All of the parkinsonism variants limit mobility, and the increased tendency for falls and dysphagia predisposes these patients to life-threatening complications (33,34). Life expectancy prior to the widespread use of levodopa was significantly reduced.
In one hospital based parkinsonism series during the 1950s and 1960s, the mean survival after onset was 10.8 years (35). Excluding postencephalitic parkinsonism, the mean survival was 9.42 years, which is frequently cited as the yardstick for the prelevodopa era life expectancy (35). Mean survival in the contemporary parkinsonism cases cannot be compared with that study. There have been significant social and health care advances leading to longer life in the general population, and one would expect that parkinsonism patients would share these survival gains. Comparisons for survival should be made matching for year of birth, gender, and region/country.
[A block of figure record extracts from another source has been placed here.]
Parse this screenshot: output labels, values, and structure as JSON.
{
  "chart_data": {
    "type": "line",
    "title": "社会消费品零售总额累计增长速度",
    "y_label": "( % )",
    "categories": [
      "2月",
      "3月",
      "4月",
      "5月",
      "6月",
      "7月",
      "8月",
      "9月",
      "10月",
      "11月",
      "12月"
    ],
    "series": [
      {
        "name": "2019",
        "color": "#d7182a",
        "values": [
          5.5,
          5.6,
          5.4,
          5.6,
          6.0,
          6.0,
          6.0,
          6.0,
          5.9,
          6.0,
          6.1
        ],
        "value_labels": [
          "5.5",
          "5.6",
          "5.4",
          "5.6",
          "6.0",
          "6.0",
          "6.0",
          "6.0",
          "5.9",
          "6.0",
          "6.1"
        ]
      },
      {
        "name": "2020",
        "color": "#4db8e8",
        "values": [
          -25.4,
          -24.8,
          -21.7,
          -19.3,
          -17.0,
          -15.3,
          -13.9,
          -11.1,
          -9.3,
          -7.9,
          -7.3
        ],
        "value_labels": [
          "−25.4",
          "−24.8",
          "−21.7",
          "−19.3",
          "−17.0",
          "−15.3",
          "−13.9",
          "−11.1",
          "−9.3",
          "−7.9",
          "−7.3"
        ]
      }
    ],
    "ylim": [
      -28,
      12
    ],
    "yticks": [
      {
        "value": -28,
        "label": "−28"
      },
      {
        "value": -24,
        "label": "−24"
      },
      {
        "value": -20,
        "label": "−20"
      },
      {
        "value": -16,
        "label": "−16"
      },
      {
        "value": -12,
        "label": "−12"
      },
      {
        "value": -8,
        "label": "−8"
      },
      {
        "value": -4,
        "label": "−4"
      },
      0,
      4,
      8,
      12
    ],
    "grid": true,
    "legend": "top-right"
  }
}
Kurtzke et al. (36) noted that patients in the 1980s were, on an average, five years older at death than those who died in the 1970s—implying that life expectancy since the widespread use of levodopa has increased by five years. Several other studies (37-40) have also reported longer life expectancy, but it is still lower than expected. At the other extreme are studies (41,42) that suggest that current parkinsonism cases survive longer than the general population. It is difficult to reconcile that individuals suffering from a progressively disabling disorder would live longer than the matched general population. The most common error in the better than expected survival studies is measuring survival from the date of onset assigned several years retrospectively. During that period, the general population would have suffered some death. That gives the parkinsonism group an artificial advantage since they survived at least to diagnosis (41). When we assessed our patients using the date of onset, the parkin-sonian patients had greater survival than the general population (40). The other reason for this error is inclusion of only the levodopa-treated cases (42). For any number of reasons, some patients may not be treated with levodopa, and those destined for longer survival may be treated with levodopa introducing significant bias. Researchers noted that survival is greater if only the levodopa-treated cases were considered (17). Restricting a study to only clinically diagnosed PD and excluding other variants introduces another source of bias as the inaccuracy of clinical diagnosis is well known (8,9) and survival is shorter in non-PD variants (10,43,44).
Ablinded study withholding modern drugs from one group of matched patients is unethical and therefore not possible. In our clinic-based study of 934 parkinson-ian cases seen between 1968 and 1990, survival measured from the date of first assessment was significantly reduced (P< 0.0001) (45). As of 1974, patients in this clinic had widespread and easy access to levodopa. Prelevodopa era reduction in survival was even more pronounced. Taken together, these indicate that widespread use of lev-odopa has improved survival. The timing of treatment with levodopa indicates that survival benefit is achieved only when the patients are treated prior to the loss of postural reflexes—Hoehn and Yahr stage III (35). Others reported similar observations of longer survival in patients with early levodopa treatment (38). It is evident that the survival gap between the current parkinsonian cases and the general population has narrowed. This gain in life expectancy is attributable exclusively to the better symptomatic control with levodopa that reduces disability and life-threatening complications (33,34). We estimate that an average patient with PD onset at age 62 now lives for approximately 20 years.